Pendamping tersebut menurut Afdhal bisa berasal dari berbagai organisasi. Bisa dari jajaran BPJPH sendiri di jaringan Kementerian Agama, lembaga organisasi Islam, universitas, lembaga riset, asosiasi masyarakat yang melakukan pendampingan UMKM, pemerintah daerah, dan juga dari balai-balai pendidikan atau pelatihan yang ada di seluruh pelosok Indonesia.

“BPJPH sendiri berkomitmen untuk membentuk kurang lebih minimal 100.000 pendamping untuk sertifikasi halal UMK se-Indonesia,” ungkap Afdhal.

Keberhasilan program sertifikasi nol rupiah ini lanjut Afdhal akan sangat dipengaruhi oleh pensertifikasian halal produk-produk hulu. Apabila produk di hulu atau bahan mentah yang digunakan untuk produk dengan mudah bisa dideteksi kehalalannya maka jauh lebih mudah untuk kemudian bisa melakukan verifikasi kehalalan dari produk UMK.

Percepatan implementasi sertifikasi halal UMK juga dilakukan melalui pembentukan task force (gugus tugas) lintas kementerian/lembaga.

“Kementerian yang memiliki binaan UMKM, program pembinaan untuk mikro dan kecil, pemerintah daerah yang tadi men-support usaha mikro dan kecil berkembang di tempatnya, harus kita kolaborasikan dalam bentuk task force yang lebih konkrit, task force yang kerjanya lebih cepat dan juga kita harapkan bisa melakukan sertifikasi halal dalam jumlah yang masif,” papar Afdhal.

Sertifikasi halal Afdhal mengatakan tidak hanya merupakan jaminan bahwa pelaku UMK memproduksi produk yang halal, tapi melalui sertifikasi ini juga akan membantu pelaku UMK untuk bisa naik kelas. Dengan kualitas produk yang semakin baik dan terjamin kehalalannya maka pemasaran produk bisa semakin luas.

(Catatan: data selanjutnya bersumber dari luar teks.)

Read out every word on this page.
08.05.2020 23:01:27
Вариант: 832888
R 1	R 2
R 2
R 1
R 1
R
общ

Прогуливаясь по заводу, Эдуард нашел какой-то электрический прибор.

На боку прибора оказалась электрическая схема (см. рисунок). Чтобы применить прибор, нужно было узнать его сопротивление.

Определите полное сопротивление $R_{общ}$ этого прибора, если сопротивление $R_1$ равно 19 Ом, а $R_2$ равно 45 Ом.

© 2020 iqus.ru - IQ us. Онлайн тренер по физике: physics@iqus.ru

Siap menjadi pusat produsen halal dunia

Di samping pembentukan task force, pemerintah juga terus mengembangkan riset dan inovasi produk halal berbasis teknologi. Misalnya pembuatan alat uji cepat kehalalan produk dan otentifikasi sertifikat halal. Untuk menjaga bahwa sertifikasi halal di Indonesia merupakan sertifikasi halal yang handal, akurat, dan juga mumpuni.

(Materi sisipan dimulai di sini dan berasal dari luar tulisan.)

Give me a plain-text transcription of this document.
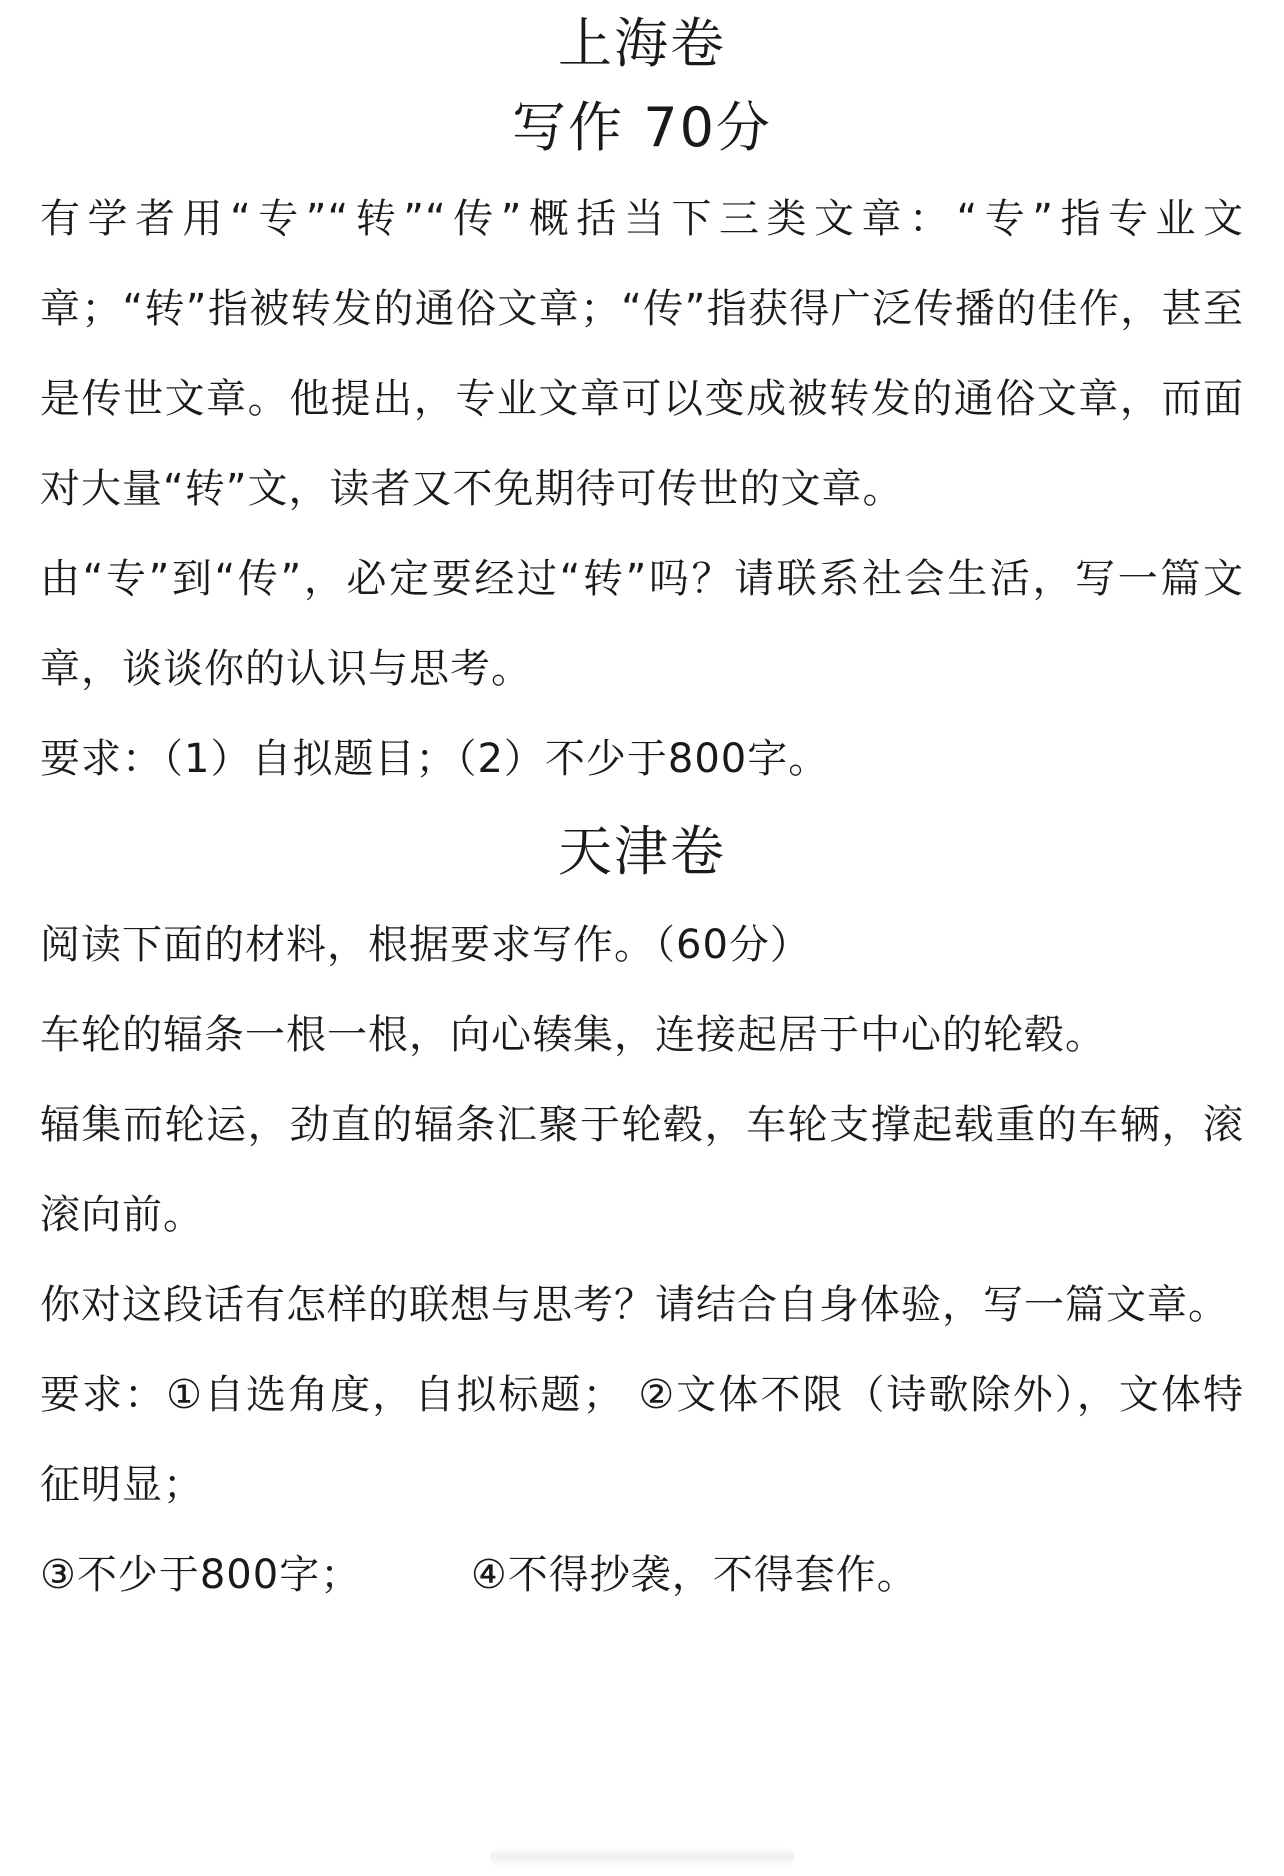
上海卷
写作 70分

有学者用“专”“转”“传”概括当下三类文章：“专”指专业文章；“转”指被转发的通俗文章；“传”指获得广泛传播的佳作，甚至是传世文章。他提出，专业文章可以变成被转发的通俗文章，而面对大量“转”文，读者又不免期待可传世的文章。

由“专”到“传”，必定要经过“转”吗？请联系社会生活，写一篇文章，谈谈你的认识与思考。

要求：（1）自拟题目；（2）不少于800字。

天津卷

阅读下面的材料，根据要求写作。（60分）

车轮的辐条一根一根，向心辏集，连接起居于中心的轮毂。

辐集而轮运，劲直的辐条汇聚于轮毂，车轮支撑起载重的车辆，滚滚向前。

你对这段话有怎样的联想与思考？请结合自身体验，写一篇文章。

要求：①自选角度，自拟标题； ②文体不限（诗歌除外），文体特征明显；

③不少于800字；        ④不得抄袭，不得套作。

Afdhal berharap ke depan semakin banyak produsen yang memahami konsep halal sebagai reputasi bisnis. Pelaku usaha diharapkan tidak lagi memandang halal sebagai suatu kewajiban sertifikasi belaka, namun memandang halal sebagai komitmen untuk memenuhi kebutuhan konsumen, yang mayoritas adalah Muslim.

Dengan segala potensi yang ada serta strategi memadai yang ditempuh pemerintah dalam mengembangkan industri halal, Afdhal pun meyakini visi Indonesia menjadi pusat produsen halal dunia di tahun 2024 bisa tercapai.

“Kita memiliki potensi, kita memiliki raw material, kita memiliki banyak kemajuan. Bahkan bicara sertifikasi halal, kita sudah 30 tahun berurusan dengan sertifikasi halal, jauh lebih awal dibandingkan negara-negara lain. Ini satu hal yang sangat achievable. Yang kita butuhkan sekarang adalah kita harus bergerak, kita harus berbuat action di lapangan. Ini yang kita harus laksanakan ke depan,” pungkasnya.